AIは、今の世の中を再生産することはとても得意です。そのため、AIを使う際には、現実世界を再生産するだけでいいのか、ジャンダーギャップを是正したいのであればその思想をシステムにどのように盛り込むかを考えることが大切です。日本は現状でもジェンダー格差が大きい社会です。AIを使って現状を再生産していいのかと考えることも必要でしょう。

インターネットからデータを収集する際も注意が必要です。例えば、ウェブ百科事典の「ウィキペディア」は、AIの学習データとして用いられることもありますが、「ウィキペディア」には女性のエディターが少なく、掲載されている女性の人数も少ないといわれています。「ウィキペディア」を公平なものとしてAIに学習させると、ジェンダー的に偏った学習をする可能性があります。

さらに、ネット空間の方が現実世界よりも偏りが激しい可能性があります。イギリスには職業別雇用データと検索サイトの画像データを組み合わせて、現実と検索データの差を可視化しているサイトがあります。例えば、ジャーナリストは現実には47%が女性であり、差が埋まってきているにもかかわらず、画像検索上では33%と表示されるそうです。リアルの世界でジェンダーギャップが改善している一方、インターネット上では古い情報が更新されておらず、さらにその古い情報を学習データとしてAIが学習を進めていくと、現実とAIのジェンダーギャップが激しくなっていく可能性があります。

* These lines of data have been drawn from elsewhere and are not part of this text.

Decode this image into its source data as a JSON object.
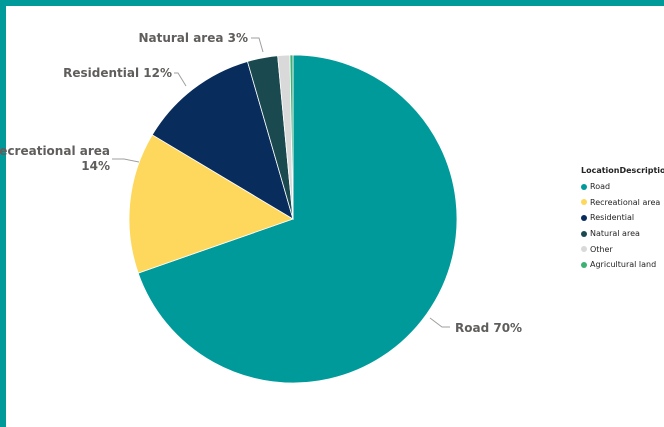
{
  "chart_data": {
    "type": "pie",
    "categories": [
      "Road",
      "Recreational area",
      "Residential",
      "Natural area",
      "Other",
      "Agricultural land"
    ],
    "values": [
      70,
      14,
      12,
      3,
      1.2,
      0.3
    ],
    "colors": [
      "#009a9b",
      "#fdd85c",
      "#082c5c",
      "#1a4a4f",
      "#d9d9d9",
      "#3bb271"
    ],
    "data_labels": [
      [
        "Road 70%"
      ],
      [
        "Recreational area",
        "14%"
      ],
      [
        "Residential 12%"
      ],
      [
        "Natural area 3%"
      ],
      [],
      []
    ],
    "legend_title": "LocationDescription",
    "legend_position": "right",
    "start_angle_deg": 0,
    "direction": "clockwise"
  }
}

だからこそ、システムを設計する際には、誰が、どこで、どのような思想に基づいてアルゴリズムを作り、どこからどのようなデータを取ってきているか、どのような目的でシステムを設計するのかが重要になります。

声を上げられる仕組みを

近年、AI開発の指針を策定する企業が増えています。今後は、指針の実効性を担保できるかが課題です。説明責任/答責性(Accountability)の課題として、問題が起きた際に誰が責任を取るのかなどを明確化しておく必要があります。

大手IT企業の中には、システム開発に関する倫理委員会を持つ企業もあります。また、今後は法務部の役割が重要になると考えています。プライバシーや著作権など法的な問題だけではなく、公平性や差別などの法的にはグレーでも倫理的に問題があるケースへの対応などについて知識を持っておく必要があります。

AIのような新しい技術の場合、先に規制をつくるのは難しく、規制をつくるためには誰かが声を上げる必要があります。労働者や消費者の立場としては、おかしいと思うことがあれば発言する意識を持つことが大切だと思います。労働組合には個人の声をまとめる重要なアクターとしての役割を期待しています。

AIは現実を映し出す鏡です。それだけではなく、バイアスが増幅されたゆがんだ鏡にもなり得ます。その意味では、AIでバイアスが増幅された自分たちの社会を見ることで、現実を変えていく契機にすることもできます。

AIの倫理やガバナンスに関する議論は、ジェンダーバランスは適切かどうかなど、声なき人たち、声を上げたい人たちを救い上げる仕組みや制度が整えられているかというのを、常に自問しながら考えていくことが求められています。